Direktur Utama KCIC, Dwiyana Slamet Riyadi, mengungkapkan tren kenaikan penumpang masih terus berlangsung hingga saat ini.
“Hingga saat ini, jumlah penumpang harian tertinggi tercatat pada Selasa lalu yang mencapai sekitar 24 ribu penumpang. Angka tersebut juga lebih tinggi sekitar 3,6 persen dibandingkan capaian puncak pada Angkutan Lebaran tahun 2025 yang sebesar 23.462 penumpang. Kami juga melihat tren permintaan yang masih tinggi dan diproyeksikan akan tetap berada di atas 20 ribu penumpang per hari hingga akhir pekan, serta berpotensi meningkat kembali pada akhir masa libur seiring masyarakat kembali beraktivitas,” ujar Dwiyana.
KCIC memproyeksikan volume penumpang harian akan tetap tinggi, yakni di atas 20 ribu penumpang hingga akhir pekan. Bahkan, potensi lonjakan lanjutan diperkirakan terjadi pada 28–29 Maret 2026, seiring berakhirnya masa libur Lebaran.
Kondisi tersebut dipicu oleh kembalinya aktivitas masyarakat, termasuk dimulainya kembali kegiatan sekolah serta berakhirnya kebijakan work from anywhere (WFA) di sejumlah instansi.
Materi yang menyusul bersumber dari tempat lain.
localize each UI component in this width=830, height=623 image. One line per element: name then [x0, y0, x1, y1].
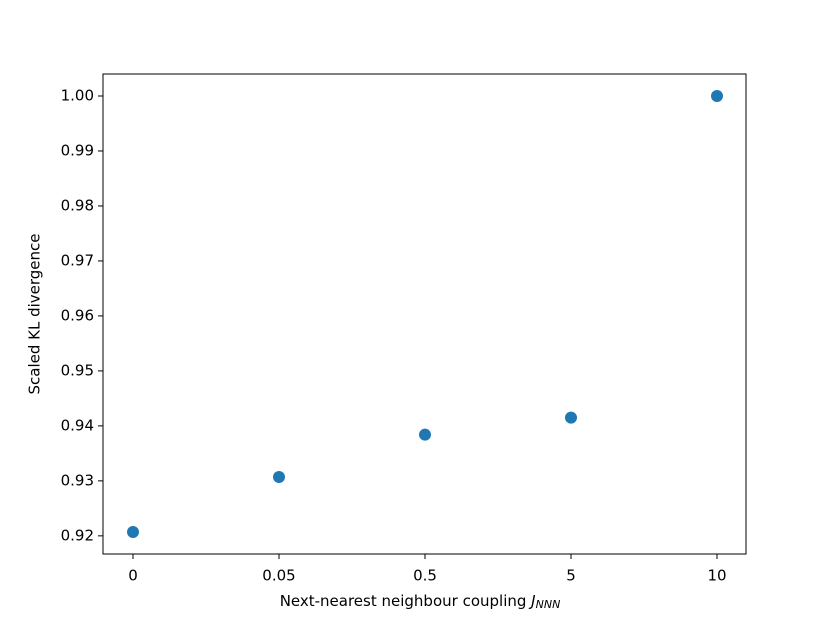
x-tick-label: 5	[566, 567, 576, 585]
x-label-subscript: NNN	[536, 598, 561, 611]
y-tick-label: 0.95	[61, 361, 94, 379]
x-tick-label: 0.5	[413, 567, 437, 585]
y-tick-label: 0.92	[61, 526, 94, 544]
y-tick-label: 0.96	[61, 306, 94, 324]
x-axis-label: Next-nearest neighbour coupling JNNN	[280, 592, 561, 612]
data-point	[273, 471, 285, 484]
y-tick-label: 1.00	[61, 86, 94, 104]
y-tick-label: 0.98	[61, 196, 94, 214]
data-point	[565, 411, 577, 424]
x-tick-label: 0	[128, 567, 138, 585]
y-tick-label: 0.97	[61, 251, 94, 269]
x-label-symbol: J	[528, 592, 535, 610]
y-tick-label: 0.94	[61, 416, 94, 434]
x-label-text: Next-nearest neighbour coupling	[280, 592, 531, 610]
y-axis-label: Scaled KL divergence	[26, 233, 44, 394]
y-tick-label: 0.99	[61, 141, 94, 159]
data-point	[127, 526, 139, 539]
y-tick-label: 0.93	[61, 471, 94, 489]
x-tick-label: 10	[707, 567, 726, 585]
x-tick-label: 0.05	[262, 567, 295, 585]
plot-frame	[102, 73, 747, 555]
data-point	[711, 89, 723, 102]
data-point	[419, 428, 431, 441]
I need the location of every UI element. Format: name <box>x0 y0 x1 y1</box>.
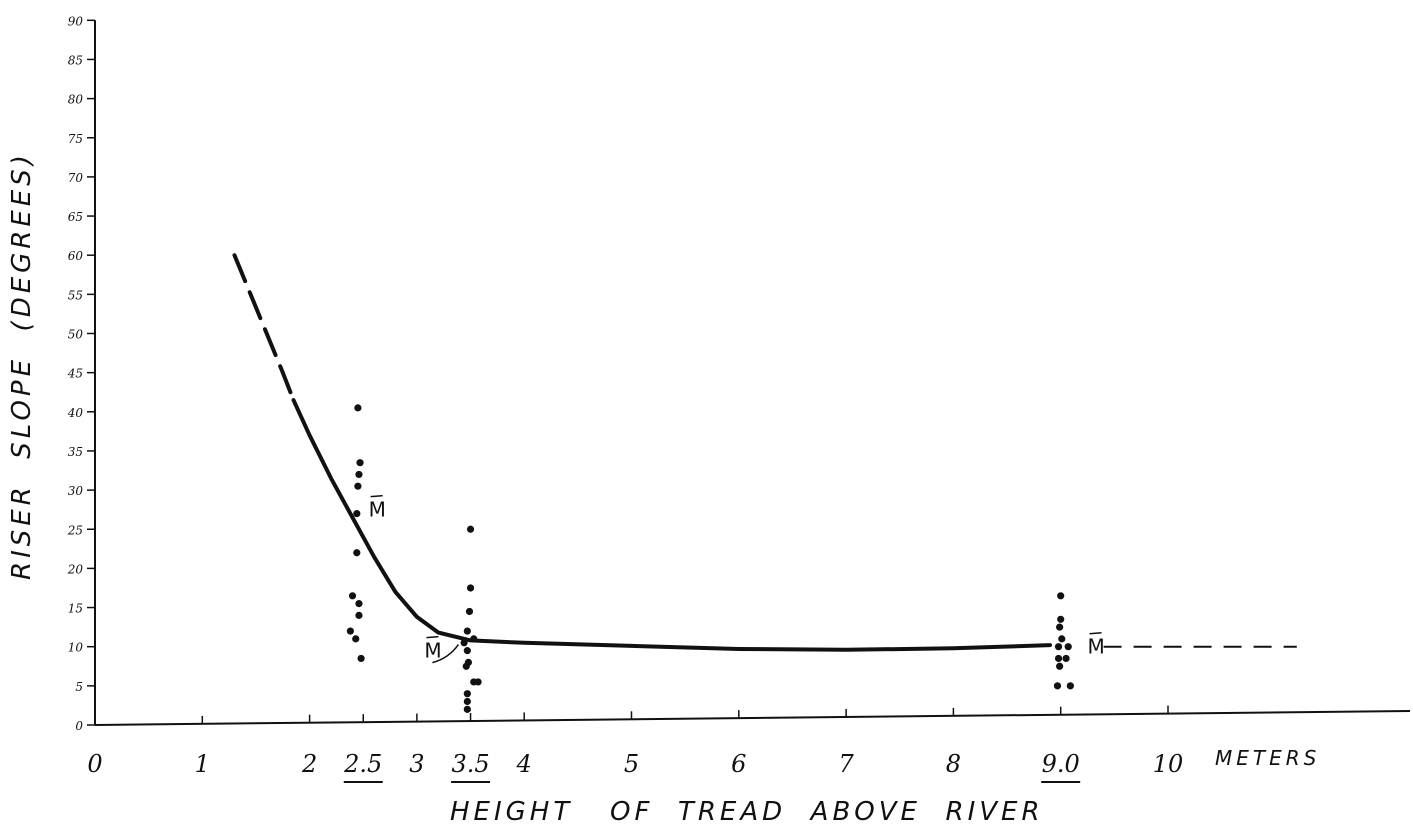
data-point <box>465 607 474 616</box>
data-point <box>466 525 475 533</box>
mean-marker-label: M <box>424 639 441 663</box>
y-tick-label: 5 <box>75 680 83 694</box>
trend-curves <box>232 253 1297 652</box>
y-tick-label: 25 <box>67 523 83 537</box>
y-tick-label: 70 <box>68 171 84 185</box>
data-point <box>1054 643 1063 651</box>
x-tick-label: 1 <box>195 750 210 778</box>
data-point <box>1057 615 1065 623</box>
x-tick-label: 8 <box>946 750 961 778</box>
data-point <box>474 678 482 686</box>
mean-marker-overbar <box>1089 631 1102 635</box>
data-point <box>346 627 354 635</box>
data-point <box>353 509 361 518</box>
y-tick-label: 20 <box>67 562 84 576</box>
data-point <box>460 639 468 647</box>
chart-axes <box>94 20 1411 726</box>
y-tick-label: 10 <box>68 641 84 655</box>
data-point <box>463 627 471 635</box>
data-point <box>1056 623 1064 631</box>
y-tick-label: 65 <box>68 210 83 224</box>
data-point <box>1054 654 1063 663</box>
mean-marker-overbar <box>370 494 383 498</box>
data-point <box>466 584 475 592</box>
x-tick-label: 0 <box>87 750 102 778</box>
data-point <box>355 600 363 608</box>
data-point <box>463 647 471 655</box>
y-tick-label: 45 <box>67 367 83 381</box>
data-point <box>357 654 365 663</box>
y-tick-label: 90 <box>68 14 84 28</box>
data-point <box>352 635 360 643</box>
x-tick-label: 5 <box>624 750 639 778</box>
data-point <box>1066 682 1074 690</box>
trend-curve-solid <box>291 398 1052 652</box>
x-tick-label: 9.0 <box>1042 750 1080 778</box>
y-tick-label: 30 <box>68 484 84 498</box>
mean-marker-label: M <box>1088 635 1105 659</box>
x-tick-label: 10 <box>1153 750 1184 778</box>
x-tick-label: 7 <box>838 750 854 778</box>
data-points <box>346 404 1074 713</box>
y-axis-title: RISER SLOPE (DEGREES) <box>7 151 37 580</box>
x-tick-label: 2.5 <box>343 750 382 778</box>
data-point <box>354 482 362 490</box>
x-ticks: 0 1 2 2.5 3 3.5 4 5 6 7 8 9.0 10 <box>87 705 1184 783</box>
x-tick-label: 3.5 <box>451 750 489 778</box>
data-point <box>463 690 471 698</box>
data-point <box>354 404 362 412</box>
x-axis-title: HEIGHT OF TREAD ABOVE RIVER <box>450 797 1044 827</box>
data-point <box>463 697 471 706</box>
data-point <box>355 470 363 479</box>
mean-markers: M M M <box>369 494 1105 664</box>
mean-marker-pointer <box>432 644 460 664</box>
x-tick-label: 6 <box>731 750 746 778</box>
data-point <box>1057 592 1065 600</box>
y-tick-label: 40 <box>67 406 84 420</box>
mean-marker-label: M <box>369 498 386 522</box>
data-point <box>1064 643 1072 651</box>
data-point <box>463 705 471 713</box>
data-point <box>1053 682 1062 690</box>
x-tick-label: 2 <box>301 750 317 778</box>
data-point <box>356 459 364 467</box>
y-tick-label: 60 <box>68 249 84 263</box>
data-point <box>353 549 361 557</box>
y-tick-label: 75 <box>68 132 83 146</box>
y-tick-label: 80 <box>68 93 84 107</box>
mean-marker-overbar <box>426 635 439 639</box>
y-tick-label: 35 <box>68 445 83 459</box>
y-tick-label: 0 <box>75 719 83 733</box>
y-tick-label: 15 <box>68 602 83 616</box>
data-point <box>348 592 357 600</box>
x-tick-label: 4 <box>516 750 532 778</box>
data-point <box>355 611 363 619</box>
x-unit-label: METERS <box>1215 746 1320 770</box>
data-point <box>1058 635 1066 643</box>
y-tick-label: 85 <box>68 53 83 67</box>
y-tick-label: 50 <box>68 328 84 342</box>
x-tick-label: 3 <box>409 750 424 778</box>
trend-curve-dashed-start <box>232 253 296 403</box>
data-point <box>462 662 470 670</box>
data-point <box>1062 654 1070 663</box>
data-point <box>1056 662 1064 670</box>
y-ticks: 0 5 10 15 20 25 30 35 40 45 50 55 60 65 70 75 80 85 90 <box>67 14 95 733</box>
x-axis-line <box>94 710 1411 726</box>
y-tick-label: 55 <box>68 288 83 302</box>
data-point <box>470 635 478 643</box>
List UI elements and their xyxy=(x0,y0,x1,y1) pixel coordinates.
Secara keseluruhan, peningkatan jumlah penumpang ini menunjukkan bahwa Whoosh semakin menjadi pilihan utama masyarakat untuk perjalanan antarkota, terutama pada momentum arus mudik dan balik Lebaran. Selain menawarkan waktu tempuh yang singkat, moda transportasi ini dinilai mampu menjawab kebutuhan mobilitas yang cepat, aman, dan nyaman di tengah tingginya permintaan perjalanan.